Nello specifico, il valore economico della materia recuperata (614 milioni di euro), quello dell’energia prodotta avviando gli imballaggi non riciclabili a recupero energetico (10 milioni), l’indotto della filiera (625 milioni) e il valore economico di CO2 evitata grazie al riciclo: 276 milioni di euro. Stiamo parlando di 4,7 milioni di tonnellate di CO2 equivalente non immessa nell’atmosfera, a cui si aggiunge un risparmio annuo di quasi 26 terawattora di energia primaria e di 5 milioni di tonnellate di materia vergine. E il fatto di non aver dovuto utilizzare circa 8 discariche di medie dimensioni.
Come giudica questi numeri?
Sono tutti indicatori in crescita. Temevamo la riduzione delle percentuali di riciclo, perché nel 2021 in Italia l’immesso al consumo di packaging è stato di oltre 14 milioni di tonnellate, l’8,5% in più rispetto al 2020. Eppure nel 2021 l’Italia ha avviato a riciclo il 73,3% degli imballaggi immessi sul mercato: 10 milioni e 550mila tonnellate. È stato un risultato in crescita che ha impattato quantitativamente sui benefici ambientali ed economici. Insieme ai prezzi delle materie prime seconde che nel 2021 sono aumentati molto.
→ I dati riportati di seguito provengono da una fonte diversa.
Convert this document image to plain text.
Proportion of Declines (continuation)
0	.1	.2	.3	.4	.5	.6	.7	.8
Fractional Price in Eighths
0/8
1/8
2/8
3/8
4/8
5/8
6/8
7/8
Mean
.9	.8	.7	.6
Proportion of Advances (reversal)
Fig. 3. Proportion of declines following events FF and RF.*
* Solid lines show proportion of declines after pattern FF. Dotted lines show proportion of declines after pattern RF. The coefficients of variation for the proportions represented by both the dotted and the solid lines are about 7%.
Ci sono margini di crescita?
La quota di 73% di riciclo sconta in parte un ritardo del Centro-Sud che si sta già colmando e continuerà a farlo anche grazie ai fondi del Pnrr stanziati in particolare per questo territorio. Ricordiamo che siamo già oltre il 65% di riciclo totale chiesto dall’Europa entro il 2025, primi fra i grandi Paesi europei, secondo Eurostat, per riciclo pro-capite. Abbiamo redatto uno studio con la Bocconi che confronta i vari modelli di riciclo: il nostro ha portato a casa i migliori risultati con minor costo. Funziona, anche perché abbiamo coinvolto i comuni che hanno la responsabilità della raccolta. Nel 2021 sono stati in 7.583 a stipulare almeno una convenzione con il sistema consortile. E per sostenere i maggiori costi della differenziata, Conai ha distribuito loro 727 milioni di euro, circa 70 milioni in più rispetto all’anno precedente.
Un contributo che verrebbe ridimensionato dal nuovo regolamento proposto Ue.
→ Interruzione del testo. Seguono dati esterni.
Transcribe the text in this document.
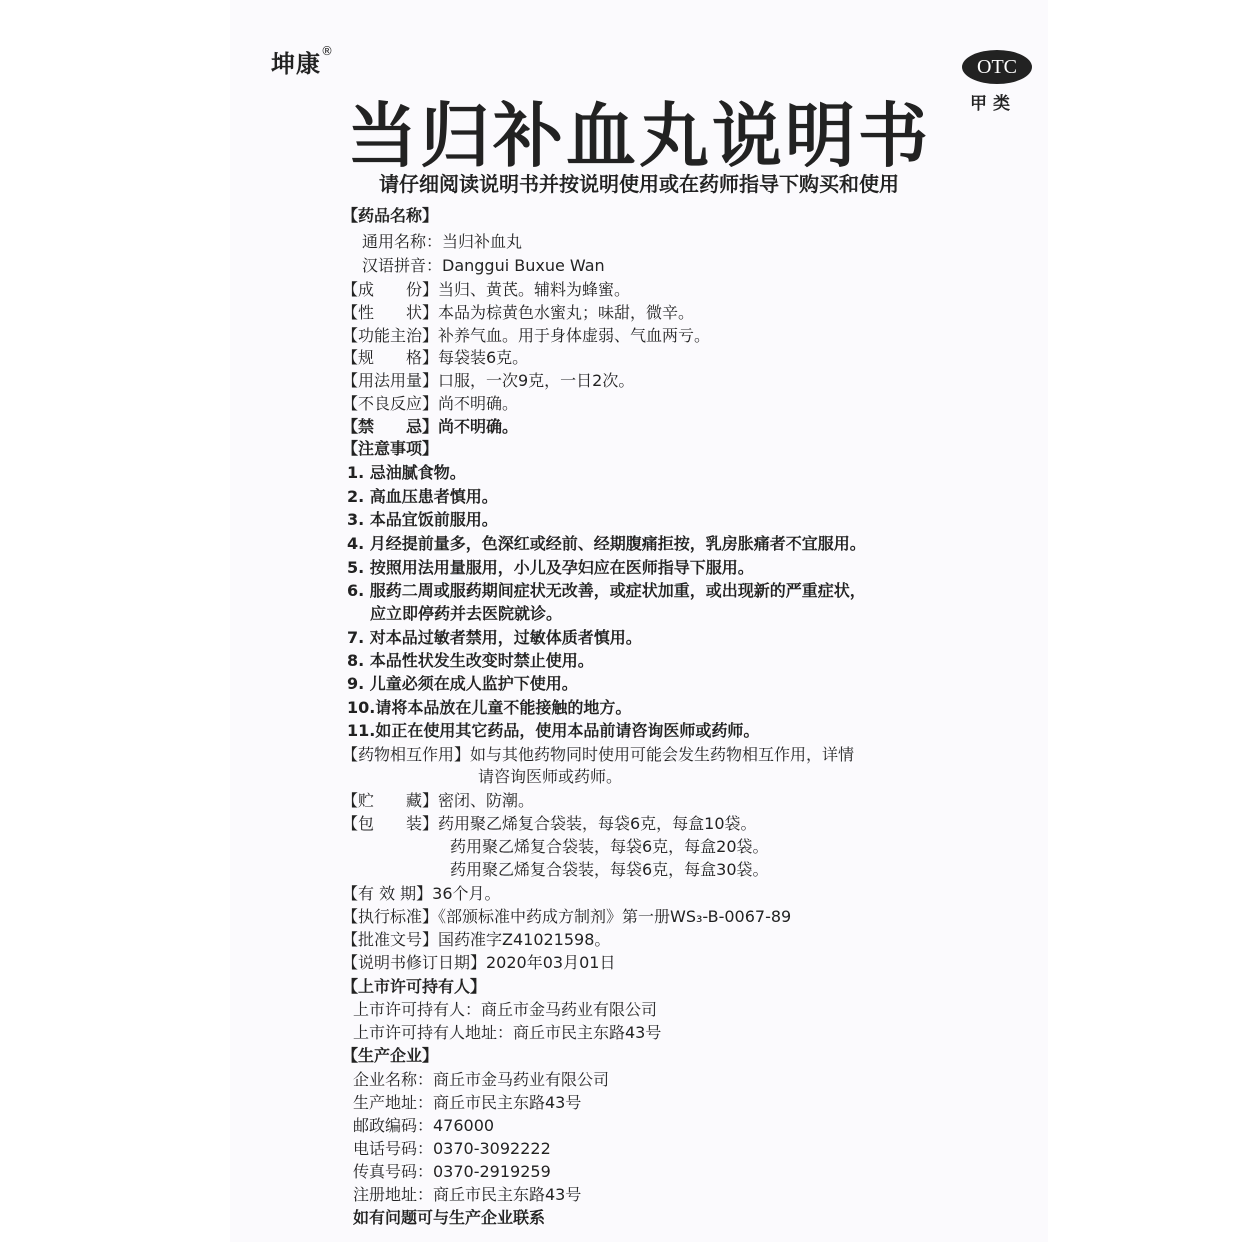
坤康®
OTC
甲类
当归补血丸说明书
请仔细阅读说明书并按说明使用或在药师指导下购买和使用
【药品名称】
通用名称：当归补血丸
汉语拼音：Danggui Buxue Wan
【成　　份】当归、黄芪。辅料为蜂蜜。
【性　　状】本品为棕黄色水蜜丸；味甜，微辛。
【功能主治】补养气血。用于身体虚弱、气血两亏。
【规　　格】每袋装6克。
【用法用量】口服，一次9克，一日2次。
【不良反应】尚不明确。
【禁　　忌】尚不明确。
【注意事项】
1. 忌油腻食物。
2. 高血压患者慎用。
3. 本品宜饭前服用。
4. 月经提前量多，色深红或经前、经期腹痛拒按，乳房胀痛者不宜服用。
5. 按照用法用量服用，小儿及孕妇应在医师指导下服用。
6. 服药二周或服药期间症状无改善，或症状加重，或出现新的严重症状，
应立即停药并去医院就诊。
7. 对本品过敏者禁用，过敏体质者慎用。
8. 本品性状发生改变时禁止使用。
9. 儿童必须在成人监护下使用。
10.请将本品放在儿童不能接触的地方。
11.如正在使用其它药品，使用本品前请咨询医师或药师。
【药物相互作用】如与其他药物同时使用可能会发生药物相互作用，详情
请咨询医师或药师。
【贮　　藏】密闭、防潮。
【包　　装】药用聚乙烯复合袋装，每袋6克，每盒10袋。
药用聚乙烯复合袋装，每袋6克，每盒20袋。
药用聚乙烯复合袋装，每袋6克，每盒30袋。
【有 效 期】36个月。
【执行标准】《部颁标准中药成方制剂》第一册WS₃-B-0067-89
【批准文号】国药准字Z41021598。
【说明书修订日期】2020年03月01日
【上市许可持有人】
上市许可持有人：商丘市金马药业有限公司
上市许可持有人地址：商丘市民主东路43号
【生产企业】
企业名称：商丘市金马药业有限公司
生产地址：商丘市民主东路43号
邮政编码：476000
电话号码：0370-3092222
传真号码：0370-2919259
注册地址：商丘市民主东路43号
如有问题可与生产企业联系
Certo, sarebbe una cifra destinata a diminuire. Tra l’altro di una quota importante perché verrebbe tolta la parte relativa agli imballaggi con più valore: Pet, alluminio e vetro. Cioè contenitori per bevande, che si vorrebbe fossero avviati al riutilizzo attraverso il modello di deposito cauzionato. Un sistema che in Italia non c’è attualmente. Da un primo studio abbiamo calcolato che servirebbero 2,3 miliardi di euro di investimento iniziale, contro i 270 milioni di quello attuale. A cui si dovrebbero poi aggiungere poi i costi di gestione. Senza contare che dovremmo comunque organizzare una raccolta differenziata urbana.
Cosa chiedete di cambiare nella bozza che è circolata?
Innanzitutto di rispettare i modelli che funzionano e che, come nel nostro caso, ci hanno fatto raggiungere gli obiettivi di riciclo in anticipo. È stato visto come il nostro sistema abbia la capacità di adattarsi a contesti locali molto differenti. È un modello di successo valutato positivamente anche da organismi internazionali come l’Unep, il programma dell’Onu per l’ambiente o l’Expra, la Extended Producer Responsibility Alliance. La proposta della Commissione deve garantire neutralità: ciascun Paese dovrebbe essere libero di scegliere il modo in cui raggiungere gli obiettivi dati.